Klapisch doesn’t call the films a trilogy, and never really warned the actors that he’d be coming back to them and taking the story further. But they all signed on. Duris, who turned 40 this week, was lured back by the parallels he saw between the script and real life.

“This business of not growing up until you’re 40, that must be universal, yes? Your decisions and choices have consequences that they did not have at 25,” Duris says. He plays Xavier, the writer who has split from his Irish wife (Reilly) but who follows her to New York to be near their children. “At 25, you’re full of youth and pursuing a career, a lover, but maybe not for life. We see Xavier making decisions in ‘L’Auberge Espagnole’ that seem, to him, to be very very important. But we, the audience, know how tiny his problems are, how insignificant his decisions are.”
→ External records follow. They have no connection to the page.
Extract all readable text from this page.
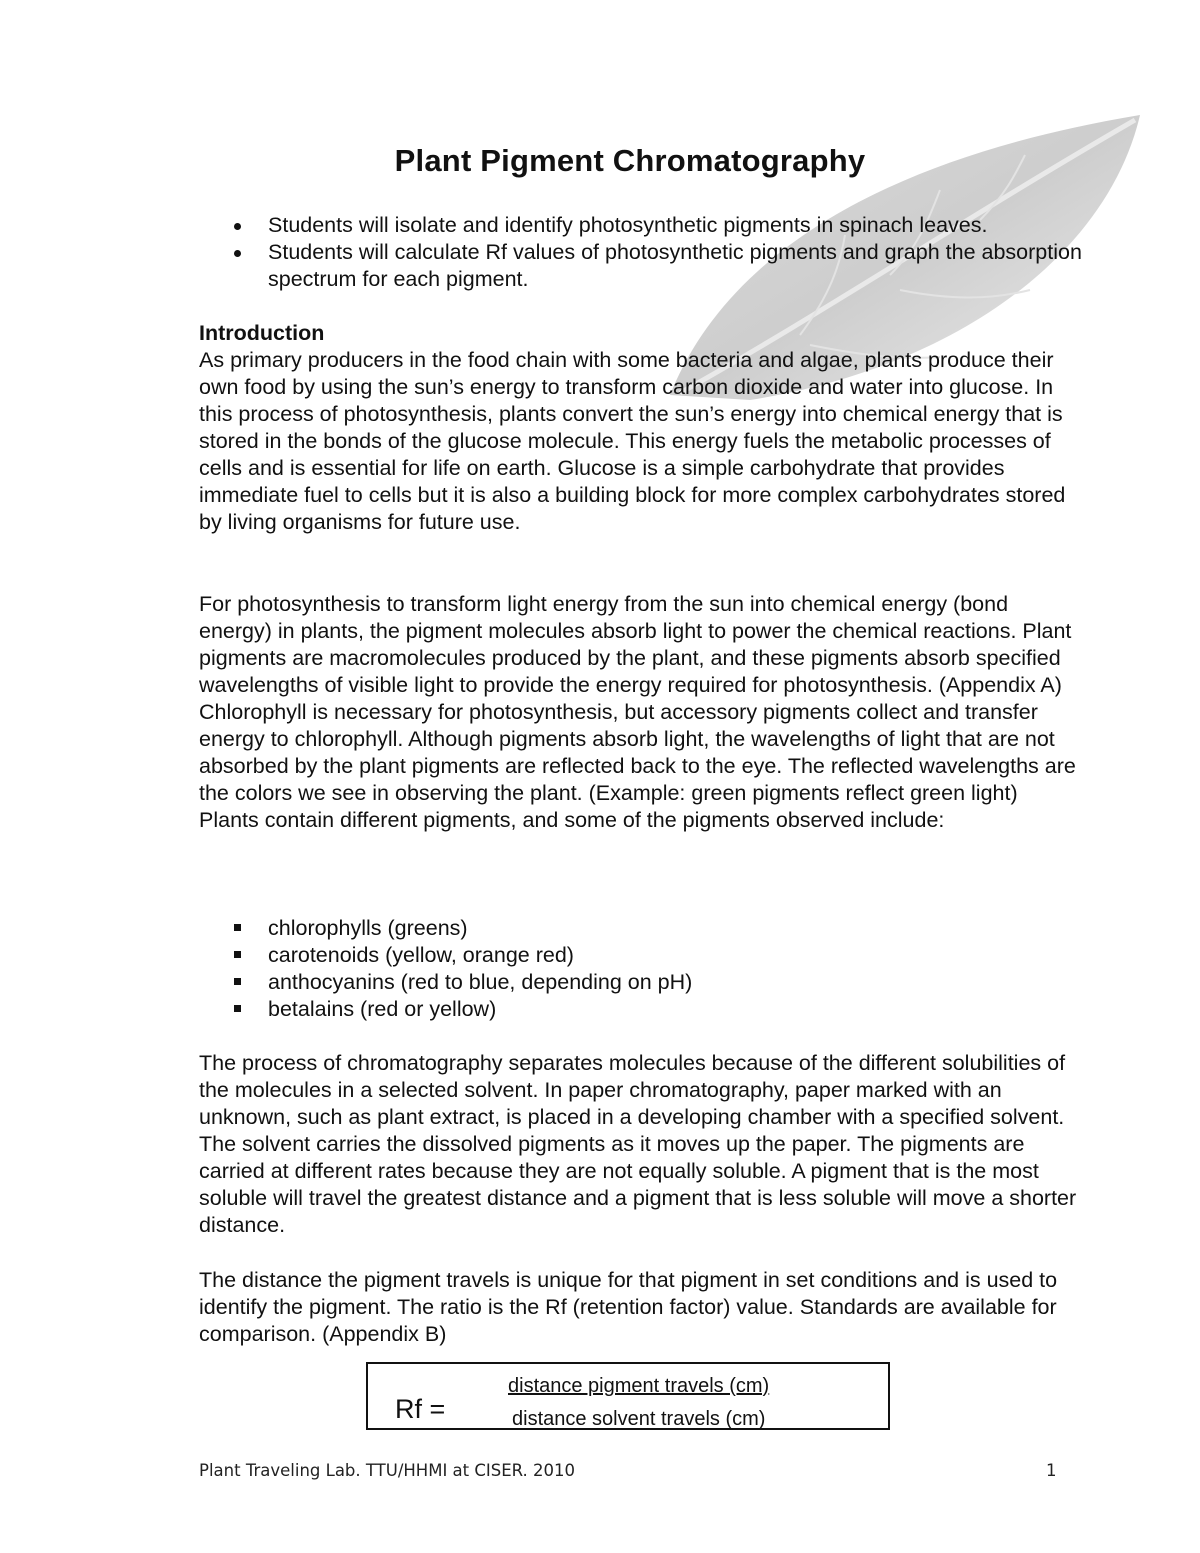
Plant Pigment Chromatography
Students will isolate and identify photosynthetic pigments in spinach leaves.
Students will calculate Rf values of photosynthetic pigments and graph the absorption spectrum for each pigment.
Introduction

As primary producers in the food chain with some bacteria and algae, plants produce their own food by using the sun’s energy to transform carbon dioxide and water into glucose. In this process of photosynthesis, plants convert the sun’s energy into chemical energy that is stored in the bonds of the glucose molecule. This energy fuels the metabolic processes of cells and is essential for life on earth. Glucose is a simple carbohydrate that provides immediate fuel to cells but it is also a building block for more complex carbohydrates stored by living organisms for future use.

For photosynthesis to transform light energy from the sun into chemical energy (bond energy) in plants, the pigment molecules absorb light to power the chemical reactions. Plant pigments are macromolecules produced by the plant, and these pigments absorb specified wavelengths of visible light to provide the energy required for photosynthesis. (Appendix A) Chlorophyll is necessary for photosynthesis, but accessory pigments collect and transfer energy to chlorophyll. Although pigments absorb light, the wavelengths of light that are not absorbed by the plant pigments are reflected back to the eye. The reflected wavelengths are the colors we see in observing the plant. (Example: green pigments reflect green light) Plants contain different pigments, and some of the pigments observed include:

chlorophylls (greens)
carotenoids (yellow, orange red)
anthocyanins (red to blue, depending on pH)
betalains (red or yellow)

The process of chromatography separates molecules because of the different solubilities of the molecules in a selected solvent. In paper chromatography, paper marked with an unknown, such as plant extract, is placed in a developing chamber with a specified solvent. The solvent carries the dissolved pigments as it moves up the paper. The pigments are carried at different rates because they are not equally soluble. A pigment that is the most soluble will travel the greatest distance and a pigment that is less soluble will move a shorter distance.

The distance the pigment travels is unique for that pigment in set conditions and is used to identify the pigment. The ratio is the Rf (retention factor) value. Standards are available for comparison. (Appendix B)

Rf =
distance pigment travels (cm)
distance solvent travels (cm)
Plant Traveling Lab. TTU/HHMI at CISER. 2010	1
Xavier struggles to settle into New York, find an apartment, to master the moods of the Immigration and Naturalization Service, to raise his kids and meet the needs of his needy lesbian friend Isabel (De France) and her partner.

With each location, the characters - mostly French - cope with a new city and a new pace of life. From laid-back Barcelona, to go-go London, the long-lunches, longer-vacations of Paris, to patience-testing St. Petersburg, the scene shifts to the City that Never Sleeps - New York.

“They are two cities that dream of each other,” Klapisch says. “Paris dreams of New York, New York dreams of being more like Paris.”

“The electricity of the streets, that magic energy the city has like no other,” Duris adds. “When you go out, there’s just something in the air. It was great to play with that in the movie, the rhythm of the streets, and of the people, working in Chinatown, wherever. The pace of life is fast in Paris, and has gotten faster since I was a child. It is the most electric city in France. But New York? It’s on another level. The whole world is here, young and old, all these different cultures. And they’re all moving.”

Not that either Frenchman doesn’t prefer Paris, which can be “stimulating, and yet, peaceful where you don’t hear noise all day and all night,” Klapisch says. “You can have a long lunch, and long vacations. I love that about the French life. You can enjoy food more, leisure time more. Maybe the best would be a mix of the two, half New York, half Paris.”

“Maybe something like Hong Kong,” Duris offers.

Wait, that sounds like another movie. Will we be seeing this quartet again, at 50?